Jon Jones, considéré comme le plus grand combattant de l'histoire de l'UFC, continue d'entretenir le doute sur son avenir dans l'organisation après un conflit ouvert et répété avec le président Dana White. Le GOAT pourrait-il vraiment quitter l'octogone ?

Jon Jones évoque son avenir loin de l'UFC après son conflit avec Dana White

Dans le monde du MMA, il y a Jon Jones — et il y a tout le reste. Le champion poids lourds UFC, 38 ans, est depuis des années au centre de l'une des relations les plus complexes, les plus explosives et les plus fascinantes du sport professionnel mondial : celle qui le lie à Dana White, président de l'UFC depuis plus de 20 ans. Et en ce milieu d'année 2026, cette relation semble plus tendue que jamais.

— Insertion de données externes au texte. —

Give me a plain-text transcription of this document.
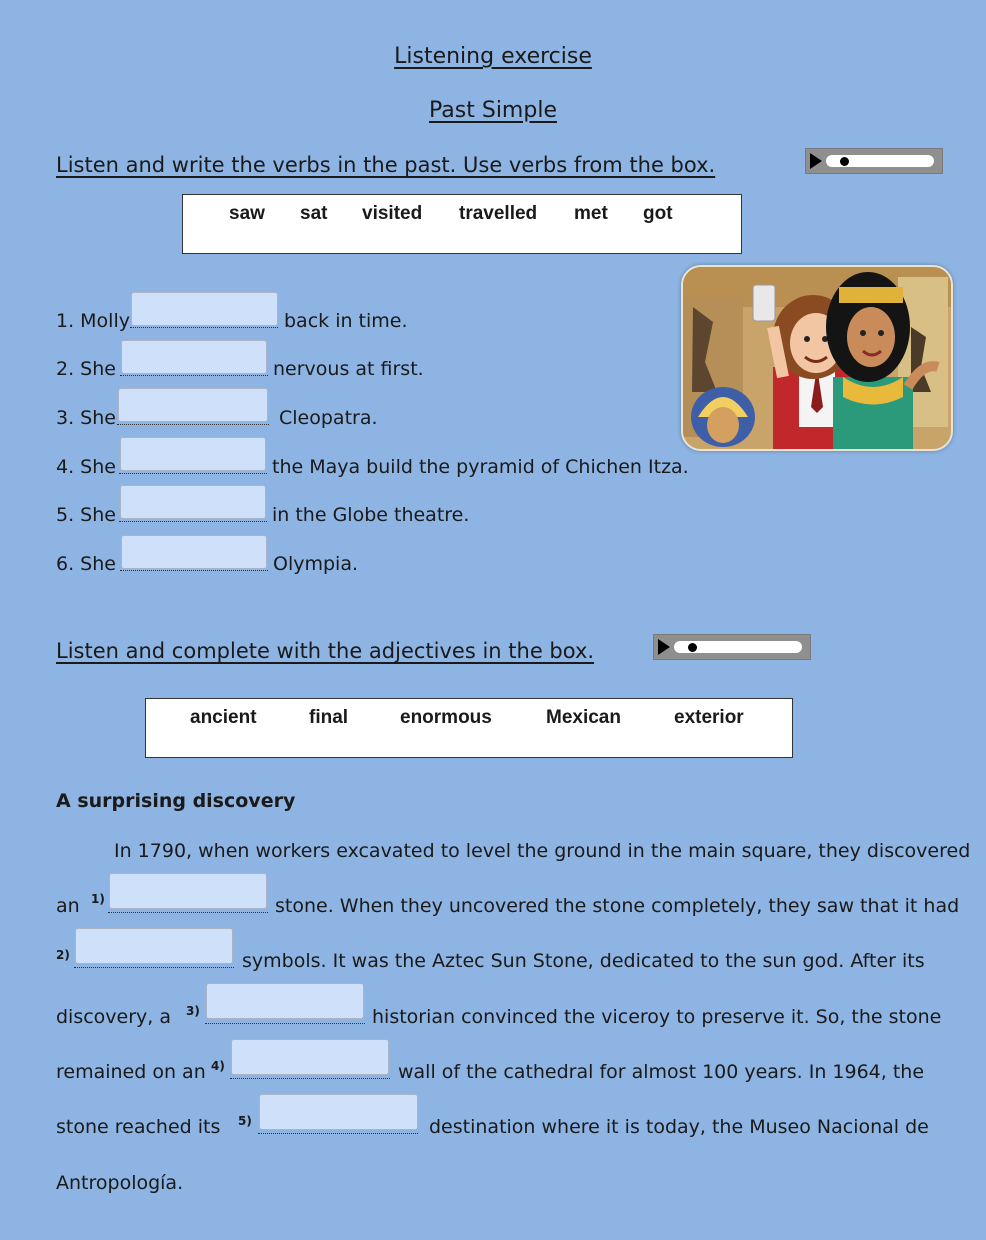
Listening exercise
Past Simple
Listen and write the verbs in the past. Use verbs from the box.
saw sat visited travelled met got
1. Molly	back in time.
2. She	nervous at first.
3. She	Cleopatra.
4. She	the Maya build the pyramid of Chichen Itza.
5. She	in the Globe theatre.
6. She	Olympia.
Listen and complete with the adjectives in the box.
ancient	final	enormous	Mexican	exterior
A surprising discovery
In 1790, when workers excavated to level the ground in the main square, they discovered
an 1)	stone. When they uncovered the stone completely, they saw that it had
2)	symbols. It was the Aztec Sun Stone, dedicated to the sun god. After its
discovery, a 3)	historian convinced the viceroy to preserve it. So, the stone
remained on an 4)	wall of the cathedral for almost 100 years. In 1964, the
stone reached its 5)	destination where it is today, the Museo Nacional de
Antropología.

Des déclarations publiques cinglantes, des négociations de contrat qui s'éternisent, des menaces de départ vers la WWE ou la boxe, des silences éloquents... Bones entretient délibérément le flou sur son avenir. Et tout le MMA mondial retient son souffle.

Le conflit Jones-White : que s'est-il passé exactement ?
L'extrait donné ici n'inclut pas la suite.